There has been but little study of the process of decomposition of the other compounds in plants. Part, if not all, of the sulphur is known to appear as sulphate, and some of the phosphorus as phosphate. It is certain that the plant constituents decompose, for there is no sign of their accumulation in the soil. They may exert transitory effects, but there is nothing to show permanent continuance. The toxic conditions which cause trouble in working with pure cultures of organisms in specific cultures media do not, so far as is known, arise in the soil. All attempts to find bacterio-toxins or plant toxins in normal soils have failed. The product toxic to one organism seems to be a useful nutrient to another, and so the mixed population keeps the soil healthy for all its members.

There is little precise knowledge as to the part played by the different members of the soil population in bringing about these changes.

We know in a general way that earthworms effect the distribution of the plant residues in the soil, and serve to disintegrate them; there is no evidence, however, that they play any indispensable part in the decomposition. Many root and other fragments do not go through this process; observation shows that fungi can force a way in, and they may be followed by nematodes which continue the disintegration. Possibly some of the flagellates help, and certainly the bacteria do. After that nothing is certain. We cannot, with certainty, assign any particular reaction in the decomposition to any specific organism, with the exception of the oxidation of the phenolic substances, the conversion of ammonia to nitrite and nitrate, and the fixation of nitrogen. With these exceptions many organisms seem capable of bringing about the reactions, and indeed some of the reactions may be purely chemical and independent of biological agencies.

The relationships between the soil population and soil fertility are readily stated in general outline, but they are by no means clear cut when one comes to details; fertility is a complex property, and some of its factors are independent of soil micro-organisms.

The general relationship between plants and soil organisms is one of complete mutual interdependence. The growing plant fixes the sun’s energy and converts it into a form utilisable by the soil organisms; without the plant they could not exist. The plant is equally dependent on the soil organisms in at least two directions: their scavenging action removes the dead vegetation which would, if accumulated on the surface of the soil, effectively prevent most plants from growing. Further, the plant is dependent on the soil population for supplies of nitrates. Nothing is known about the relative efficiencies of the various soil organisms as scavengers. Numerous fungi and bacteria are effective producers of ammonia, the precursor of nitrates; it is not known, however, whether flagellates and such higher forms as nematodes act in this way.

This widespread power of producing ammonia makes it impossible in our present knowledge to regard any particular group of organisms as par excellence promoters of fertility. Indeed, it is safest not to attempt to do so. The primary purpose of the activities of a soil organism is to obtain energy and cell material for itself; any benefit to the plant is purely incidental. For cell material it must have nitrogen and phosphorus; here it competes with the plant. If it produces more ammonia than it utilises—in other words, if it is driven to nitrogen compounds for its energy, then the plant benefits. If, on the other hand, it absorbs more ammonia than it produces, as happens when it derives its energy from non-nitrogenous substances, the plant suffers. Thus, addition of peptone to the soil or an increase in bacterial numbers effected without addition of external energy (e.g. by partial sterilisation) leads to increased ammonia supply, and, therefore, to increased fertility. But addition of sugar to the soil causes so great an increase of numbers of bacteria and other organisms that considerable absorption of ammonia and nitrate occurs, and fertility is for a time depressed.

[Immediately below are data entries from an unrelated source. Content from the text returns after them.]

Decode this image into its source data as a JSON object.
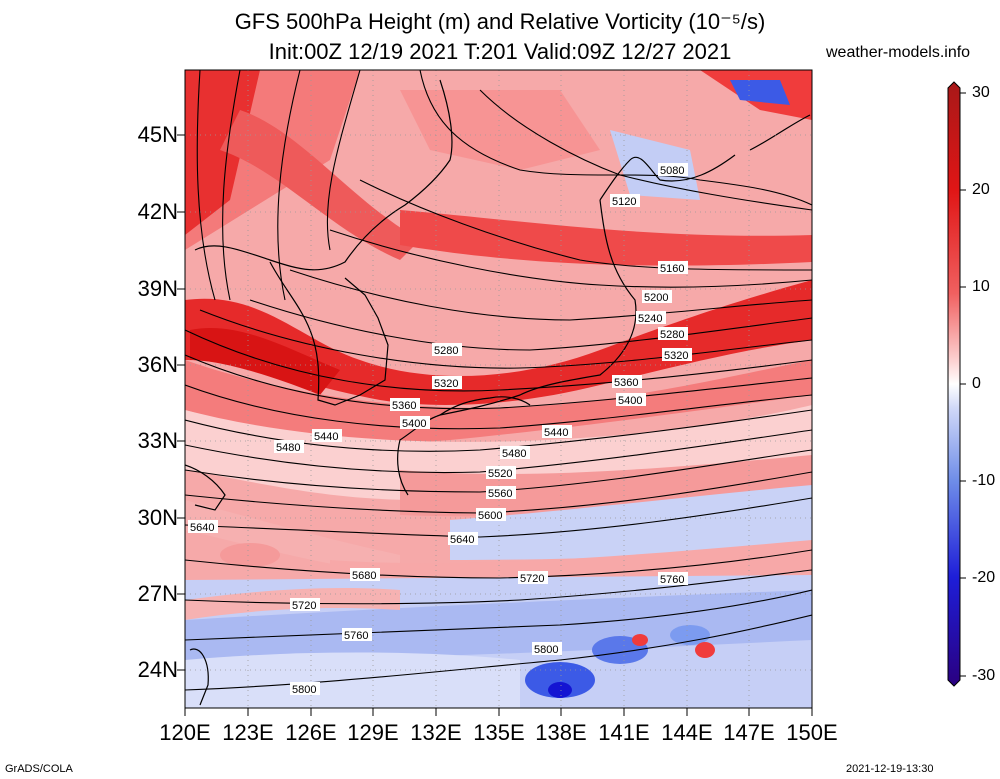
{
  "title_line1": "GFS 500hPa Height (m) and Relative Vorticity (10⁻⁵/s)",
  "title_line2": "Init:00Z 12/19 2021 T:201 Valid:09Z 12/27 2021",
  "brand": "weather-models.info",
  "footer_left": "GrADS/COLA",
  "footer_right": "2021-12-19-13:30",
  "lat_labels": [
    "45N",
    "42N",
    "39N",
    "36N",
    "33N",
    "30N",
    "27N",
    "24N"
  ],
  "lon_labels": [
    "120E",
    "123E",
    "126E",
    "129E",
    "132E",
    "135E",
    "138E",
    "141E",
    "144E",
    "147E",
    "150E"
  ],
  "colorbar": {
    "labels": [
      "30",
      "20",
      "10",
      "0",
      "-10",
      "-20",
      "-30"
    ],
    "range": [
      -30,
      30
    ],
    "colors": [
      "#2a0080",
      "#1414d2",
      "#3c5ae6",
      "#7c9bf0",
      "#c3cdf5",
      "#ffffff",
      "#fac3c3",
      "#f87c7c",
      "#f03c3c",
      "#dc1414",
      "#a81818"
    ]
  },
  "contour_labels": [
    "5080",
    "5120",
    "5160",
    "5200",
    "5240",
    "5280",
    "5320",
    "5360",
    "5400",
    "5440",
    "5480",
    "5520",
    "5560",
    "5600",
    "5640",
    "5680",
    "5720",
    "5760",
    "5800"
  ]
}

Both actions proceed in soils partially sterilised by organic substances, such as phenol, which are utilised by some of the soil organisms; there is first a great rise in numbers of these particular organisms with a depression of ammonia and nitrate, then a drop to the new level, higher than the old one, and an increased production of ammonia and nitrate resulting from the partial sterilisation effects.

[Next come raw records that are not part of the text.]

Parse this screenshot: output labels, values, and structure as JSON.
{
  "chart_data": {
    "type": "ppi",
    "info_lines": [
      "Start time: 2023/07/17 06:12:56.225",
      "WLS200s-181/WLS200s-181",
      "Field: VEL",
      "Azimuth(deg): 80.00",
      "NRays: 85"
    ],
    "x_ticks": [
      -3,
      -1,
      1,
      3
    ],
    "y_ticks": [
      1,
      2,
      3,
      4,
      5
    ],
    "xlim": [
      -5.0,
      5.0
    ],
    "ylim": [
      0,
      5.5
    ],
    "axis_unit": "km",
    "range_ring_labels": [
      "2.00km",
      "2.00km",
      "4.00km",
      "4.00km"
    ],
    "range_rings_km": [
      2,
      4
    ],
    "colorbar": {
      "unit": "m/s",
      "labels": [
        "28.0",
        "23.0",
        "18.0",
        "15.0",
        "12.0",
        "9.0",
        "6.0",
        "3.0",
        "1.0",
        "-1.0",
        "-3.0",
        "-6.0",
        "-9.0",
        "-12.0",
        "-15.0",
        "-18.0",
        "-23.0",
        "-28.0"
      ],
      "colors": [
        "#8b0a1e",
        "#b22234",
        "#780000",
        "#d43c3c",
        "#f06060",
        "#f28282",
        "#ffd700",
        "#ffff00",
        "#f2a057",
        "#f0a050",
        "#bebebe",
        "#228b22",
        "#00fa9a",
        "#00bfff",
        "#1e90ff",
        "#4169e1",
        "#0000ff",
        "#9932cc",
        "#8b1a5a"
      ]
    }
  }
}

We must then regard the soil population as concerned entirely to maintain itself, and only incidently benefiting the plant, sometimes, indeed, injuring it; always essential, yet always taking its toll, and sometimes a heavy toll, of the plant nutrients it produces.

This effect makes it difficult to deduce simple quantitative relationships between bacterial activity and soil fertility, and the difficulty is increased by the fact that bacteria and plants may both be injured or benefited by the same causes, so that high bacterial numbers in a fertile soil would not necessarily be the cause, but might be simply the result of fertility.

The circumstance that certain soil organisms—bacteria, algæ, and fungi—themselves assimilate ammonia and nitrate may account for the remarkable slowness of nitrate accumulation, to which reference has already been made. The protein formed from the assimilated nitrogen remains in the bodies of the organisms, living or dead, till decomposition sets in. It is not difficult to picture a cycle of events in which much of the nitrate formed is at once reabsorbed by other organisms, and only little is actually thrown off into the soil. Such a process might continue almost interminably so long as any carbonaceous material remained.